Insurtech CLARA Analytics which uses AI to improve claims outcomes in the commercial insurance sector has received an additional $25 million in Series B funding this month. The firm plans to expand its product suite which among other things, addresses medical claims in workers compensation. Data insights from the platform’s cross-industry data lake and AI can be effectively leveraged in the current scenario. According to CLARA Analytics, “Adjusters, for example, can identify claims where medical notes don’t include a COVID diagnostic code but reference terms such as “shortness of breath” and “fever” for claimants based in locations with high infection rates and engage the right specialist on their team to ensure those claims are handled in a prescribed way”.
The U.K. based By Miles, a usage-based insurer saw the highest sales of their pay-by-mile plan in April. As UK drivers looked to save money during the lockdown. Last week, By Miles raised £15 million in a Series B funding round led by CommerzVentures.
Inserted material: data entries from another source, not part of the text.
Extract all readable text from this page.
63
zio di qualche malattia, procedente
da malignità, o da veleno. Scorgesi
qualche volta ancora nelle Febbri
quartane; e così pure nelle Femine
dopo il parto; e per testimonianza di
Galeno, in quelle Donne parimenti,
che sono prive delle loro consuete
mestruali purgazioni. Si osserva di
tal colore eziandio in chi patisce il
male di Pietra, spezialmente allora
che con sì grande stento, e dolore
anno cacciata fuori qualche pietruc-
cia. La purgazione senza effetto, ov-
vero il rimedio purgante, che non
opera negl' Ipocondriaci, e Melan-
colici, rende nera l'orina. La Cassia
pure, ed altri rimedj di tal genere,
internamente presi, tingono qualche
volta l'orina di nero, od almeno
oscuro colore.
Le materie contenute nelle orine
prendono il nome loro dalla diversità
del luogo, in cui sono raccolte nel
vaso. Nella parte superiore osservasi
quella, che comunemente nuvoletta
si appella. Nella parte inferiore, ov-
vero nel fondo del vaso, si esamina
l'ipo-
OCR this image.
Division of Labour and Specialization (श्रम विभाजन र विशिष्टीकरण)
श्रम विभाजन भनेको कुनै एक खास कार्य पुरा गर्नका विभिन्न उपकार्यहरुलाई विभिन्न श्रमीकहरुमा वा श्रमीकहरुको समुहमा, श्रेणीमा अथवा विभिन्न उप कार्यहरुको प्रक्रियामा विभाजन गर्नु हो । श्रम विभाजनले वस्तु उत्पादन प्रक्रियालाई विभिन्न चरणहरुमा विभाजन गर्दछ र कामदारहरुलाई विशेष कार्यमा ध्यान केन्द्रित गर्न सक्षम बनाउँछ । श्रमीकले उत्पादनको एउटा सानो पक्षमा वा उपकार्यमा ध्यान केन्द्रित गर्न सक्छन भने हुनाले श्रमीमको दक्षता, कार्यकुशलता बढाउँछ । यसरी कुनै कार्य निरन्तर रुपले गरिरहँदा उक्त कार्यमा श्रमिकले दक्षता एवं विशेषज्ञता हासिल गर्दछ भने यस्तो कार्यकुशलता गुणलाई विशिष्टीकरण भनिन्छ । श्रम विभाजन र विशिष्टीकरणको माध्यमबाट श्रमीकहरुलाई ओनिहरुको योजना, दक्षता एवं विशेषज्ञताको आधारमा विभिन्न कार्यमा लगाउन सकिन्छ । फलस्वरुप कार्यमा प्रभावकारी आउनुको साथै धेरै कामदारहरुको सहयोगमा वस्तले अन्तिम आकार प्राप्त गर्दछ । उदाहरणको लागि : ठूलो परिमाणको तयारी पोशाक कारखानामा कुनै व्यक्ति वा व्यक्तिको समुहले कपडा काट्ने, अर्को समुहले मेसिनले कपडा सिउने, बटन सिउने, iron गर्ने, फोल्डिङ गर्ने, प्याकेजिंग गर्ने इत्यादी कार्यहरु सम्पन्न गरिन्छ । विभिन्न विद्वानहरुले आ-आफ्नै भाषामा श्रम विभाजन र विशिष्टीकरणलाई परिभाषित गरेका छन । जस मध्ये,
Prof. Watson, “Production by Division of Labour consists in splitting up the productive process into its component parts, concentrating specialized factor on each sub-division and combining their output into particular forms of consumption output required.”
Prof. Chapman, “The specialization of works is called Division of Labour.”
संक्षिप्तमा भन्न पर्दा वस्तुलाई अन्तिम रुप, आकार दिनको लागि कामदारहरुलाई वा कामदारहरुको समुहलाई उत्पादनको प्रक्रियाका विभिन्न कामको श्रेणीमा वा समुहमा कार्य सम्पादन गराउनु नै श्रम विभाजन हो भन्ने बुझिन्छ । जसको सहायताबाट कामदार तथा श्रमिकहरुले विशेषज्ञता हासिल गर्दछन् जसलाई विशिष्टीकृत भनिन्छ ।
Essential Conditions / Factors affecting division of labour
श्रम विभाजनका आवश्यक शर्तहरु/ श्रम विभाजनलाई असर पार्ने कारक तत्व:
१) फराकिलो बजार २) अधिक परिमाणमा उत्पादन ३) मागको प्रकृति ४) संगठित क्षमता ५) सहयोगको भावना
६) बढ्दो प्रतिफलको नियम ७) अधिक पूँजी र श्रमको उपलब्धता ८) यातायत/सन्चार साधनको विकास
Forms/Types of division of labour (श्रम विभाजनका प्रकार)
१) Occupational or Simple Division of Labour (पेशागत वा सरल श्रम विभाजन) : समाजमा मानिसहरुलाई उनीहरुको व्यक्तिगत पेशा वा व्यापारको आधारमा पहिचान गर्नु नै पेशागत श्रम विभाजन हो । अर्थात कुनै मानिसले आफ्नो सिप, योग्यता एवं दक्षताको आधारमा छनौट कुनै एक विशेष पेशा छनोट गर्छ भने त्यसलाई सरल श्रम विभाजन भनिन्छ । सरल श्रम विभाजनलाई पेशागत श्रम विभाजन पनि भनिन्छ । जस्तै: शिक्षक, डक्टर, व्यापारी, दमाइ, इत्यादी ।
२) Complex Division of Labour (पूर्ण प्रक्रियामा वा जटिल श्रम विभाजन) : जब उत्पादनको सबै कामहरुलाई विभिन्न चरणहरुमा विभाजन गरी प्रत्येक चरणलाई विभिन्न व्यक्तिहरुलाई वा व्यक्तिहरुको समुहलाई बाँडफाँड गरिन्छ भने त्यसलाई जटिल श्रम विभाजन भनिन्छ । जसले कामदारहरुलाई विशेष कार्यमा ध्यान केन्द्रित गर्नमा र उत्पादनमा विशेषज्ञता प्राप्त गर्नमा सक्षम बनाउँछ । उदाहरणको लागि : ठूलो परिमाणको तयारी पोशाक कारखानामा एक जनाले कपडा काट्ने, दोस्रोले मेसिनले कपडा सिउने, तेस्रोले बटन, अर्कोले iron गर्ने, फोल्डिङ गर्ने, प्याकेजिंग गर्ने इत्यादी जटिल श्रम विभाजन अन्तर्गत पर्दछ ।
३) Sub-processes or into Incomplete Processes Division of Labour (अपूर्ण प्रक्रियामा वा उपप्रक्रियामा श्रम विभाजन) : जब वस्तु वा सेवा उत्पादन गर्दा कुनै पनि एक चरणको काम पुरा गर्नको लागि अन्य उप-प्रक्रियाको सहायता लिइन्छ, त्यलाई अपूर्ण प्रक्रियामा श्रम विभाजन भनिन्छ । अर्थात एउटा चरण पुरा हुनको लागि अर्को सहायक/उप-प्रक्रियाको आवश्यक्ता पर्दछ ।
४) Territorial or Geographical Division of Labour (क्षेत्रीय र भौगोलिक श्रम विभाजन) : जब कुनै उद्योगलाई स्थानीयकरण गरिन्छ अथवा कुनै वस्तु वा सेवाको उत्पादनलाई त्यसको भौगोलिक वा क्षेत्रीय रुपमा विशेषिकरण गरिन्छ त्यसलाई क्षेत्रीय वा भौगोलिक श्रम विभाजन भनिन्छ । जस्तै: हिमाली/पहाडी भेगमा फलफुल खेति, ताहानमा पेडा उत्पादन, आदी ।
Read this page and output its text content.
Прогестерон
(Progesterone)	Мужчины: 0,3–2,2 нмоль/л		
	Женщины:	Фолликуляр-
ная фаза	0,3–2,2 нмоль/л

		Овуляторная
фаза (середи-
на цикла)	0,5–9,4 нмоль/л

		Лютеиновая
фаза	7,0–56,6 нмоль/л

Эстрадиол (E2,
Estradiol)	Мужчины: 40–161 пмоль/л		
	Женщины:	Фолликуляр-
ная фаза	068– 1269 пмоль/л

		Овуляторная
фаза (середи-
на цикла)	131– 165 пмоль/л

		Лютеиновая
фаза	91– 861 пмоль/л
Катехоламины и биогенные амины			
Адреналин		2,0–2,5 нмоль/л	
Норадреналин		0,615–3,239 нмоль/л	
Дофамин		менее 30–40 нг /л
Cyber Insurance is becoming a necessity
Healthcare firms and health insurers have been among the chief targets of cyberattacks related to data theft and ransomware, with some major insurers and providers impacted during the pandemic. Corvus Insurance Holdings, a commercial insurer that offers cyber risk insurance uses advanced technology to scan a prospect’s cybersecurity vulnerabilities during the underwriting process. Previously available only through brokers, to aid policy pricing, Corvus has offered this scan free of cost to any healthcare organisation during the COVID-19 crisis.
Coalition, a cyber insurance and security firm’s customer base crossed 25,000 in May – a 600% jump in customers from last year, making it one of the largest providers of cyber insurance and security in the United States. On the heels of this achievement, Coalition raised $90 million in equity funding in May and also launched operations in Canada.